Amazon’s “Transformative” AI Approach Lays Off Over 14,000 Employees

AI implementation is causing large numbers of corporate layoffs and organizational downsizing. Photo courtesy of Lara Jameson via Pexels

Over 14,000 corporate employees are set to be laid off in accordance with Amazon’s new “nimble” organizational structure.

Amazon Senior Vice President Beth Galetti announced the layoffs in a statement on Oct. 28. She claimed that with the effects of Artificial Intelligence, Amazon is innovating faster than ever. In order to drive their level of innovation and results, the e-commerce giant believes they need to be organized “more leanly, with fewer layers and more ownership.”

This isn’t the first time Amazon’s senior executives have publicly discussed AI use. This past June, Amazon CEO Andy Jassy released a statement where he exemplified how the technology has been an asset to the company.

Jassy’s sentiment was that AI agents would transform Amazon’s operational efficiency drastically. Agents allow you to tell them what you want in neutral language, and then are able to perform a range of tasks from analyzing data to writing code. 

This would shift Amazon’s focus from tedious, mechanical tasks to more strategic and creative ones. It also means that the company requires fewer people doing the jobs being done today, and more people in other job areas. Jassy was unsure where this nets out over time. 

Amazon isn’t the only company downsizing. According to an article by NBC News, Target, Meta Platforms and Microsoft are cutting over 11,000 jobs combined, while Goldman Sachs CEO David Solomon alluded to “constraining headcounts.” 

While companies like Amazon point to AI as the underlying cause for the growing number of layoffs, other close followers of the economy aren’t convinced that downsizing is linked to AI alone.

Guest speaker at Marist University, CEO of Clinton Investment Management, Andrew Clinton, discussed how factors like inflation and pricing power lead to job cuts. As inflation comes down, so does a company’s ability to raise prices while still making a profit.

“AI is an excuse. You don’t want to say you’re laying off employees to save your largest expense,” said Clinton.

U.S. inflation rates, after a steady rise that jumped up to 7% in 2021, happen to be on a downward trend, dropping to about 3% by 2025.

This claim is amplified by recent reports from MIT that claim that 95% of generative AI pilots deliver zero return on investment, a claim contradictory to those in Amazon’s public statements. Clinton explained that implementing AI is a massive cost for businesses, one that we are unlikely to see a return on until much further in the future. This raises questions of the opportunity cost of AI integration.
Overall, what does the development of Generative AI mean for unemployment?

Goldman Sachs’ primary hypothesis is that there could be a period of higher unemployment while AI-displaced workers search for new jobs. This is particularly in fields where AI is substituting for large portions of labor, like marketing, consulting, graphic design, computer systems and software publishing. 

Simultaneously, the financial institution isn’t convinced that AI will eradicate the workforce. New jobs will emerge from technological development. 
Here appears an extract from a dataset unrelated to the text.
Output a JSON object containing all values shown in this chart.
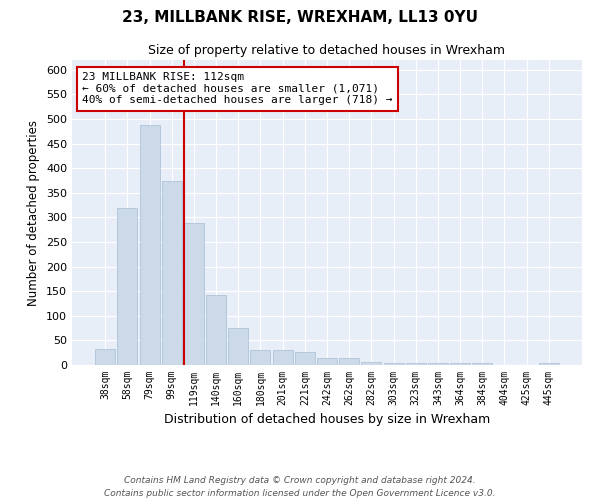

“Frictional unemployment is not unique to AI and occurs during most periods of technological change,” said GS economists Joseph Briggs and Sarah Dong. 
In the meantime, corporations like Amazon are doing what they can to support their team during their period of downsizing. The company is offering most employees 90 days to look for a new role internally, and their recruiting teams are prioritizing internal candidates as much as possible.